Por Estado Notícias 13/10/2017 - 07:50 hs

Foi realizada no início da noite de quarta-feira (11), a primeira captação de coração na história de Dourados.

A retirada do órgão foi acompanhada por 11 cirurgiões do INCOR (Instituto do Coração), de São Paulo, que aterrizaram às 17h50 dia 11 no Aeroporto Municipal, além de mais dois jatos fretados exclusivamente para o transporte dos órgãos doados pelos familiares de um adolescente de 17 anos. Ele teve morte cerebral, após acidente de moto em Laguna Caarapã.

Segundo a enfermeira Ludelça Dorneles, da CIHDOTT (Comissão Intrahospitalar da Doação de Órgãos), após constatada a morte cerebral do paciente, a familia aceitou que os órgãos fossem doados e imediatamente todos os procedimentos para que o coração fosse captado foram feitas pela equipe do Hospital da Vida.

Além do coração, também foram captados, o figado, pâncreas, rins e córneas.

De acordo com o coordenador da CIHDOTT e médico nefrologista, Antônio Pedro, foi necessário um avião exclusivo para que o transporte do órgão chegasse em tempo hábil para o transplante, tendo em vista que após a retirada do coração é necessário que a equipe esteja em no máximo duas horas até o local onde será recebido, neste caso, em São Paulo.

Para ele, a logística é fundamental para o sucesso da captação até o transplante. “O coração tem que ser transplantado no máximo em quatro horas depois da retirada. Os rins duram mais de 30 horas e o pâncreas mais de 10 horas”, explicou a reportagem do Estado Notícias.
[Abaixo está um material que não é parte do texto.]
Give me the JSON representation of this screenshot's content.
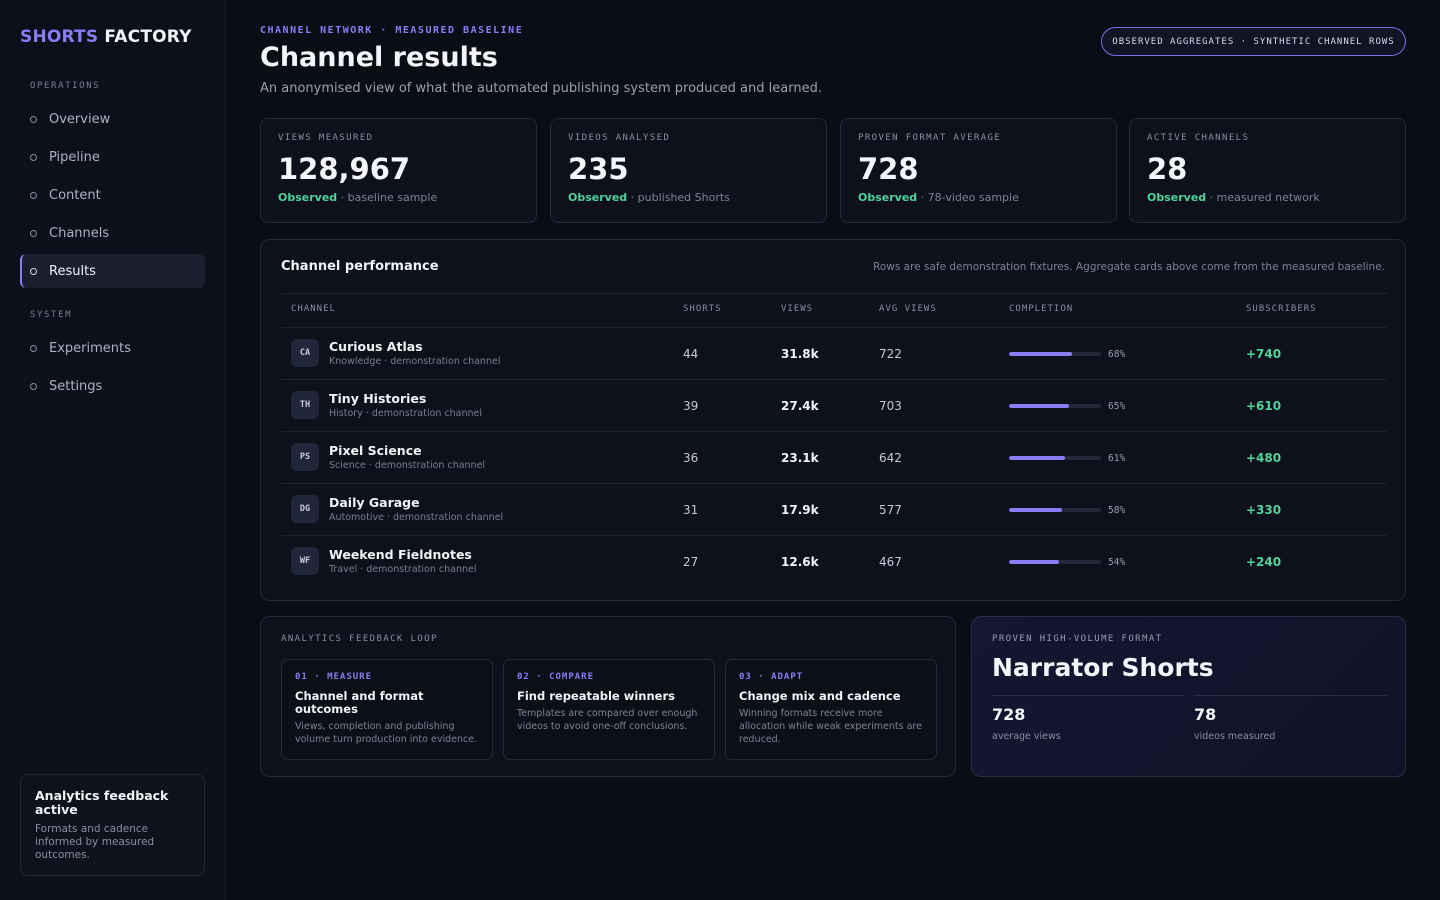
{
  "brand": {
    "part1": "SHORTS",
    "part2": "FACTORY"
  },
  "sidebar": {
    "sections": [
      "OPERATIONS",
      "SYSTEM"
    ],
    "ops_items": [
      {
        "label": "Overview"
      },
      {
        "label": "Pipeline"
      },
      {
        "label": "Content"
      },
      {
        "label": "Channels"
      },
      {
        "label": "Results"
      }
    ],
    "system_items": [
      {
        "label": "Experiments"
      },
      {
        "label": "Settings"
      }
    ],
    "card": {
      "title": "Analytics feedback active",
      "desc": "Formats and cadence informed by measured outcomes."
    }
  },
  "header": {
    "eyebrow": "CHANNEL NETWORK · MEASURED BASELINE",
    "title": "Channel results",
    "subtitle": "An anonymised view of what the automated publishing system produced and learned.",
    "pill": "OBSERVED AGGREGATES · SYNTHETIC CHANNEL ROWS"
  },
  "stats": [
    {
      "label": "VIEWS MEASURED",
      "value": "128,967",
      "status": "Observed",
      "note": " · baseline sample"
    },
    {
      "label": "VIDEOS ANALYSED",
      "value": "235",
      "status": "Observed",
      "note": " · published Shorts"
    },
    {
      "label": "PROVEN FORMAT AVERAGE",
      "value": "728",
      "status": "Observed",
      "note": " · 78-video sample"
    },
    {
      "label": "ACTIVE CHANNELS",
      "value": "28",
      "status": "Observed",
      "note": " · measured network"
    }
  ],
  "table": {
    "title": "Channel performance",
    "note": "Rows are safe demonstration fixtures. Aggregate cards above come from the measured baseline.",
    "headers": [
      "CHANNEL",
      "SHORTS",
      "VIEWS",
      "AVG VIEWS",
      "COMPLETION",
      "SUBSCRIBERS"
    ],
    "rows": [
      {
        "initials": "CA",
        "name": "Curious Atlas",
        "sub": "Knowledge · demonstration channel",
        "shorts": "44",
        "views": "31.8k",
        "avg": "722",
        "completion": 68,
        "completion_label": "68%",
        "subs": "+740"
      },
      {
        "initials": "TH",
        "name": "Tiny Histories",
        "sub": "History · demonstration channel",
        "shorts": "39",
        "views": "27.4k",
        "avg": "703",
        "completion": 65,
        "completion_label": "65%",
        "subs": "+610"
      },
      {
        "initials": "PS",
        "name": "Pixel Science",
        "sub": "Science · demonstration channel",
        "shorts": "36",
        "views": "23.1k",
        "avg": "642",
        "completion": 61,
        "completion_label": "61%",
        "subs": "+480"
      },
      {
        "initials": "DG",
        "name": "Daily Garage",
        "sub": "Automotive · demonstration channel",
        "shorts": "31",
        "views": "17.9k",
        "avg": "577",
        "completion": 58,
        "completion_label": "58%",
        "subs": "+330"
      },
      {
        "initials": "WF",
        "name": "Weekend Fieldnotes",
        "sub": "Travel · demonstration channel",
        "shorts": "27",
        "views": "12.6k",
        "avg": "467",
        "completion": 54,
        "completion_label": "54%",
        "subs": "+240"
      }
    ]
  },
  "loop": {
    "title": "ANALYTICS FEEDBACK LOOP",
    "steps": [
      {
        "num": "01 · MEASURE",
        "heading": "Channel and format outcomes",
        "desc": "Views, completion and publishing volume turn production into evidence."
      },
      {
        "num": "02 · COMPARE",
        "heading": "Find repeatable winners",
        "desc": "Templates are compared over enough videos to avoid one-off conclusions."
      },
      {
        "num": "03 · ADAPT",
        "heading": "Change mix and cadence",
        "desc": "Winning formats receive more allocation while weak experiments are reduced."
      }
    ]
  },
  "format": {
    "label": "PROVEN HIGH-VOLUME FORMAT",
    "title": "Narrator Shorts",
    "metrics": [
      {
        "value": "728",
        "caption": "average views"
      },
      {
        "value": "78",
        "caption": "videos measured"
      }
    ]
  },
  "colors": {
    "accent": "#8b7cf6",
    "positive": "#4fd39b",
    "background": "#0b0d16"
  }
}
O coordenador ressaltou ainda a importância dos procedimentos adequados desde a logística até a estrutura hospitalar. “ A Secretaria Municipal de Saúde, através do secretário Renato Vidigal, sempre tem acompanhado de perto todos os procedimentos necessários para que se façam as captações de órgãos no HV”, enfatizou.

Aproximadamente duas captações são feitas por mês em Dourados.

VIDAS SALVAS

Na opinião do médico Antonio Pedro, as famílias que aceitam a doação de órgãos de seus familiares, após as captações se sentem muitos gratos, tendo em vista a ajuda para tantas pessoas que precisam desta iniciativa. “Esta pessoa que está recebendo o coração em São Paulo, por exemplo, provavelmente não sobreviveria até amanhã, se não transplantasse hoje”, considerou.

Já a enfermeira Ludelça Dorneles afirma que as maiores dificuldades na abordagem aos familiares é a desinformação com relação à doação dos órgãos. “Muitas vezes por desconhecer se o parente desejaria doar órgãos, os familiares acabam não aceitando, porém, a decisão final é sempre da família, independente do paciente ter informado ou não”, afirmou ao Estado Notícias.